Calcitriol (1,25-dihydroxyvitamin D3), the hormonally active metabolite of
vitamin D, exerts its anti-proliferative activity in
breast cancer (BCa) cells by multiple mechanisms including the downregulation of the expression of
estrogen receptor α (ER). We analyzed an ∼3.5 kb ER promoter sequence and demonstrated the presence of two potential negative
vitamin D response elements (nVDREs), a newly identified putative nVDRE upstream at -2488 to -2473 bp (distal nVDRE) and a previously published sequence (proximal nVDRE) at -94 to -70 bp proximal to the P1 start site. Transactivation analysis using ER promoter deletion constructs and heterologous promoter-reporter constructs revealed that both nVDREs functioned to mediate
calcitriol transrepression. In the electrophoretic mobility shift assay, the
vitamin D receptor (VDR) showed strong binding to both nVDREs in the presence of
calcitriol, and the
chromatin immunoprecipitation assay demonstrated the recruitment of the VDR to the distal nVDRE site.

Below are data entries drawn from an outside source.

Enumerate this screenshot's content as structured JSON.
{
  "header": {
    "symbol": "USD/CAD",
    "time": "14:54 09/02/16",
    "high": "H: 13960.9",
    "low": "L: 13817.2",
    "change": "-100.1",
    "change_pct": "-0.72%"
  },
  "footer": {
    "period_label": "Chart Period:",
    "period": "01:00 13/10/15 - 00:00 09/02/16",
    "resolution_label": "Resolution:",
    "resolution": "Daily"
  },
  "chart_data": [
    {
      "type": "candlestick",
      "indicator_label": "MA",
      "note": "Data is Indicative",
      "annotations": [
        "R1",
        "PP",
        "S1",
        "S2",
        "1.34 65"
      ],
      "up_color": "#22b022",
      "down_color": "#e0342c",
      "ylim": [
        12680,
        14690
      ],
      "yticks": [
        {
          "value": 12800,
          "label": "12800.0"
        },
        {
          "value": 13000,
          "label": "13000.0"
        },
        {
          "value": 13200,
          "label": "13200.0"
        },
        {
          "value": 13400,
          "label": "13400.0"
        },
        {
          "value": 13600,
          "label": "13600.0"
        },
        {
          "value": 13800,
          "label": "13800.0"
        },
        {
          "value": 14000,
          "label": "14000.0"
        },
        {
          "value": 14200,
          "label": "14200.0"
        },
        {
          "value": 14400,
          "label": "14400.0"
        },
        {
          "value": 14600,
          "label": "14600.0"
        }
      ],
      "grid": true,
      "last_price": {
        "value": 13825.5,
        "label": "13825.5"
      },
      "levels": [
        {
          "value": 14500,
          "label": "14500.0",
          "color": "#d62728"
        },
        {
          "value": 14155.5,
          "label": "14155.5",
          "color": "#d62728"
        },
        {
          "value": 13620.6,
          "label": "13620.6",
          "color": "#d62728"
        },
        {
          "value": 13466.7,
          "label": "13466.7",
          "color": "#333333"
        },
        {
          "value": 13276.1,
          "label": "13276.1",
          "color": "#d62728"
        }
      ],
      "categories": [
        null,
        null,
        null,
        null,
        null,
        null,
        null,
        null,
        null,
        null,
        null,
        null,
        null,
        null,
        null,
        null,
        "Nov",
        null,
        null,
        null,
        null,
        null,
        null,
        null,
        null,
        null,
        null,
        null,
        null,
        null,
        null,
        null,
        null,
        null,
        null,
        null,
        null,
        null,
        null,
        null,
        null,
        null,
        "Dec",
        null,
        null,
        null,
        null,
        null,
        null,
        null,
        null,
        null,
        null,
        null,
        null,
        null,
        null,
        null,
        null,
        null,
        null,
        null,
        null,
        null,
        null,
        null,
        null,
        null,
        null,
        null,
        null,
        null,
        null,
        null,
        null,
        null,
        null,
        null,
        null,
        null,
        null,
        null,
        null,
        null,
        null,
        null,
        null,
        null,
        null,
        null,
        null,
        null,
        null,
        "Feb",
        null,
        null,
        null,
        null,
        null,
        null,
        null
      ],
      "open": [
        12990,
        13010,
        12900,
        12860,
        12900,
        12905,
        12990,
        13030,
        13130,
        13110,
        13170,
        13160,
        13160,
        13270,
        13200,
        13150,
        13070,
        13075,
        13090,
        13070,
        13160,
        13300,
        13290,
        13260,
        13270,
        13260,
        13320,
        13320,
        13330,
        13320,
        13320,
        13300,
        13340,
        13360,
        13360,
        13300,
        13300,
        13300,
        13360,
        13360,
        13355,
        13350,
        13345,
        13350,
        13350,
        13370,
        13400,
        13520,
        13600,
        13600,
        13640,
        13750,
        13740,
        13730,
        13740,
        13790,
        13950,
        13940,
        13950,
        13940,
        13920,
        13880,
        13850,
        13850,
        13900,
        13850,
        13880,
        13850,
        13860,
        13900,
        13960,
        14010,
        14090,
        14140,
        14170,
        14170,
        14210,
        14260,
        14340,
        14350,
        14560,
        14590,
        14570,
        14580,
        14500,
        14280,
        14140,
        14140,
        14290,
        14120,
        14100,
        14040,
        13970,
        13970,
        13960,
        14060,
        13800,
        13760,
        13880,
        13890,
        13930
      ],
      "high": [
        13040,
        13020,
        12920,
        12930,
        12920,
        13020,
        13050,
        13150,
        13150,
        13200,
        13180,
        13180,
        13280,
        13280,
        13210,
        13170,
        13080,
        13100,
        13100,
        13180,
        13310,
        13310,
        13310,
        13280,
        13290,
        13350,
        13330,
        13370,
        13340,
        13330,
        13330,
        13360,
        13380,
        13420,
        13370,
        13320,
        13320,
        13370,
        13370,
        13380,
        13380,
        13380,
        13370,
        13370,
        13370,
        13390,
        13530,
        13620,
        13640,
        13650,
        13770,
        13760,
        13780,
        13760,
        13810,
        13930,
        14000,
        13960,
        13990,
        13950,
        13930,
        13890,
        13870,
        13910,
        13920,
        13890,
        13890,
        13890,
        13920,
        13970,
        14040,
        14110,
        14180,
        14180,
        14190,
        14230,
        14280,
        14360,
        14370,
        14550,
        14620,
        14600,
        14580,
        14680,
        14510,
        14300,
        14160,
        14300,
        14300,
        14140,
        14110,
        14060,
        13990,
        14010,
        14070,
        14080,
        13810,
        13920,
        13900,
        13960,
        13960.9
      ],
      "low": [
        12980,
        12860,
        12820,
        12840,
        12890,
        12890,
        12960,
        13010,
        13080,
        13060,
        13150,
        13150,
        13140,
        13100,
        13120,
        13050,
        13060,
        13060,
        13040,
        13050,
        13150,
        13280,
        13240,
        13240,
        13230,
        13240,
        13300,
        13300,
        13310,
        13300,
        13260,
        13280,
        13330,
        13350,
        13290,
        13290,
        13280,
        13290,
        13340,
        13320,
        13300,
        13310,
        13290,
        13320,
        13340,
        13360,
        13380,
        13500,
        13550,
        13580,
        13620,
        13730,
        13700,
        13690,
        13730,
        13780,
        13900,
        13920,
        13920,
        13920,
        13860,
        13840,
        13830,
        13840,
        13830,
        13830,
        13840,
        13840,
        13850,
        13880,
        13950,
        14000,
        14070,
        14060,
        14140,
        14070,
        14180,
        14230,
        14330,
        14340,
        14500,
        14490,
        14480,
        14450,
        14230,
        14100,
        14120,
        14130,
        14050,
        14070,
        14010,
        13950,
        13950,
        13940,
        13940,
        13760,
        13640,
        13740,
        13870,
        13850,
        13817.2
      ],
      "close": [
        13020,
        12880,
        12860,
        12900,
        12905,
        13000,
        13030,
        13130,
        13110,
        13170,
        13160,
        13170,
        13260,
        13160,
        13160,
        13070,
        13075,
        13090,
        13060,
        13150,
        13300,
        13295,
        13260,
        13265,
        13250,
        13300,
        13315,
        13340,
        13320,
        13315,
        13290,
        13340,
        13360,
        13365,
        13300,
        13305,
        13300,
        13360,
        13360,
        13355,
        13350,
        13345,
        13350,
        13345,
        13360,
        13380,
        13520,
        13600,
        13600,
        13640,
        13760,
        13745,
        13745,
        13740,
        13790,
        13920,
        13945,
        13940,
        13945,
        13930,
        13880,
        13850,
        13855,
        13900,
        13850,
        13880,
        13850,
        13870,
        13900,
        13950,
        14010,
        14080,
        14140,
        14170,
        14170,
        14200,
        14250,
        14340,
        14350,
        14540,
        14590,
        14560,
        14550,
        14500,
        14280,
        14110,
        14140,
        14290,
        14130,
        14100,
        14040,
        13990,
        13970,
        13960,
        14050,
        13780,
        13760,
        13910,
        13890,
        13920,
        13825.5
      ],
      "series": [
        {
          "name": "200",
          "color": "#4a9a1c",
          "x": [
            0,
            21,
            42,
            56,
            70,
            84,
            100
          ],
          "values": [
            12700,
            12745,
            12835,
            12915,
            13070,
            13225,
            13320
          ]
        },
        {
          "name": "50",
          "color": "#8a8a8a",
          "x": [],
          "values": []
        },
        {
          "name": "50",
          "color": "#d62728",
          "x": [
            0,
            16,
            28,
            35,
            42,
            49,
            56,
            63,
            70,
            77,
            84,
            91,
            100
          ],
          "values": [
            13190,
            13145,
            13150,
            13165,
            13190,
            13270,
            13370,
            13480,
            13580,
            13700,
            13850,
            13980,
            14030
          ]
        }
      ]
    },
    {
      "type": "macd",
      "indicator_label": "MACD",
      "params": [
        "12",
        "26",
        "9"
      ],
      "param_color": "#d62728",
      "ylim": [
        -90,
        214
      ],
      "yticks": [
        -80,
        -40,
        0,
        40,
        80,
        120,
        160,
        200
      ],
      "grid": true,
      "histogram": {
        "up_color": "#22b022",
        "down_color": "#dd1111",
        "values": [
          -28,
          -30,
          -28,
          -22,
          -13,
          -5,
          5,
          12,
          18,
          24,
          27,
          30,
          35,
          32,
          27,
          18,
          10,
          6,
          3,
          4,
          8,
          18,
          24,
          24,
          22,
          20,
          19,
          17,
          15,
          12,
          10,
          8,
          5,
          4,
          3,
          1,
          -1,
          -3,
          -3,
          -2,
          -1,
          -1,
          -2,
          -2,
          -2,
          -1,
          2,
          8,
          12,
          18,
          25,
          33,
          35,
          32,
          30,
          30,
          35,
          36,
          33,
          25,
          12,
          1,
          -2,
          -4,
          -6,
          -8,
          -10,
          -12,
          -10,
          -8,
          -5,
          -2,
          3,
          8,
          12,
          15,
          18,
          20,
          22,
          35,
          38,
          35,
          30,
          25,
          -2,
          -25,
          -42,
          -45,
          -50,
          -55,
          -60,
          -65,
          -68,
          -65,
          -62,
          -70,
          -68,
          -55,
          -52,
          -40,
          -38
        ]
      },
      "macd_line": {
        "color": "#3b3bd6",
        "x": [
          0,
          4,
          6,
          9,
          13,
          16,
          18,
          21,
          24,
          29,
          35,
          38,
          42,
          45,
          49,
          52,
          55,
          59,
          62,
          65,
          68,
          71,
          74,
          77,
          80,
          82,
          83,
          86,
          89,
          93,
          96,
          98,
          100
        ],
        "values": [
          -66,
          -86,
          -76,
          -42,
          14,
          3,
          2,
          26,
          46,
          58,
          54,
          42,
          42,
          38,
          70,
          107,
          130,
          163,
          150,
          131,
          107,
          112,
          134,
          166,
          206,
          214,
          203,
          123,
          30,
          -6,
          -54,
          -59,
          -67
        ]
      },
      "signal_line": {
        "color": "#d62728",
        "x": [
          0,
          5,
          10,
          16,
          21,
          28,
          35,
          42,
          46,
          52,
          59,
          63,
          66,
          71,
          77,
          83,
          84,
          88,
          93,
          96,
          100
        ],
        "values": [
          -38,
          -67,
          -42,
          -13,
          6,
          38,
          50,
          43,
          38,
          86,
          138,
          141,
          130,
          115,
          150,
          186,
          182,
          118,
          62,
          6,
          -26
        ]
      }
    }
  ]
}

Mutations in the 5' hexameric DNA sequence of the distal nVDRE resulted in the loss of
calcitriol-mediated transrepression and the inhibition of
protein-
DNA complex formation, demonstrating the importance of these
nucleotides in VDR
DNA binding and transrepression. A putative
nuclear factor-Y (NFY) binding site, identified within the distal nVDRE, led to the findings that NFY bound to the distal nVDRE site interfered with the binding of the VDR at the site and reduced
calcitriol-mediated transrepression. In conclusion, the ER promoter region contains two negative VDREs that act in concert to bind to the VDR and both nVDREs are required for the maximal inhibition of ER expression by
calcitriol. The suppression of ER expression and
estrogen-mediated signaling by
calcitriol in BCa cells suggests that
vitamin D may be useful in the treatment of ER+ BCa.